Rossiya eto my
Russia, United States, 63 min
Milena and Kolya grew up in the shadow of Vladimir Putin. Following Alexei Navalny, the main opponent to the Kremlin’s master, they get involved in political agitprop in Moscow, defying the repression of the regime. Camera in hand, Alexandra Dalsbaek followed these young militants up until the Presidential election of 2018.

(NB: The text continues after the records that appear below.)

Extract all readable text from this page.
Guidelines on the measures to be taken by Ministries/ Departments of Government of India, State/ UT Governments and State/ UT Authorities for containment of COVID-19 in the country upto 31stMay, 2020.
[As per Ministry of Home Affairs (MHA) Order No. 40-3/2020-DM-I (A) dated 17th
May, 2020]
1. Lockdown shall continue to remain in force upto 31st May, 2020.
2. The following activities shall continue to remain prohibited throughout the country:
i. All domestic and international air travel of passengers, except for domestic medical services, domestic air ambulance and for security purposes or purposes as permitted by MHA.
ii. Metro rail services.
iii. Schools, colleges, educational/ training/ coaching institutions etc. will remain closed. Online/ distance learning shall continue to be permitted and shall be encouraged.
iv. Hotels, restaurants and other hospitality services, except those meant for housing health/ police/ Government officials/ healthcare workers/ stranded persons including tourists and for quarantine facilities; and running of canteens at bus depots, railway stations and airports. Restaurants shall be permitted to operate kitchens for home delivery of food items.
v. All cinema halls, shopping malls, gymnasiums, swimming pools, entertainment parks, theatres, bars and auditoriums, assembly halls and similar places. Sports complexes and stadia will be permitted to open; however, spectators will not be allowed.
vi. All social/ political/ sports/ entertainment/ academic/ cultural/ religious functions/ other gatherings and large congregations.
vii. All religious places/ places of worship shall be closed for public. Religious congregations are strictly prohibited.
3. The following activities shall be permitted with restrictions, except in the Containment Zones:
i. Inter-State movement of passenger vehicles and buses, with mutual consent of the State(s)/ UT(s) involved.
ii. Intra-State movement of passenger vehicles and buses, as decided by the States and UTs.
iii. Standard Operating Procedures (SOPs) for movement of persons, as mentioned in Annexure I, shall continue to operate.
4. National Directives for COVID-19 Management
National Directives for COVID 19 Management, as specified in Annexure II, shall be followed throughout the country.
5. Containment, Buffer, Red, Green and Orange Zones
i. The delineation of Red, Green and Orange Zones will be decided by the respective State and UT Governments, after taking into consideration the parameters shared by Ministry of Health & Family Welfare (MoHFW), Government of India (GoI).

Her gaze moving, a little concerned, Milena, aged around twenty, holds a poster declaring: “Sell your villas and build roads”. In front of the grilles of the imposing building that is home to the government of the Federation of Russia—then led by Dmitri Medvedev—her associate Kolya will barely have time to show his before the security service interrupts this agitprop. Also in front is the camera of Alexandra Dalsbaek, carried along with these very young militants who are trying—following Alexeï Navalny, the main opponent of the master of the Kremlin—to shake up the general apathy caused by the reign of Vladimir Putin. In Moscow, during the months preceding the Presidential election of 2018, the filmmaker chronicles their actions, their attempts to talk with their elders, but also the police and administrative repression that they suffer. We Are Russia uses direct cinema to give a face to this committed Russian youth, who intends, with joy and determination, to recreate a public space in a country terrorised by twenty years of authoritarianism.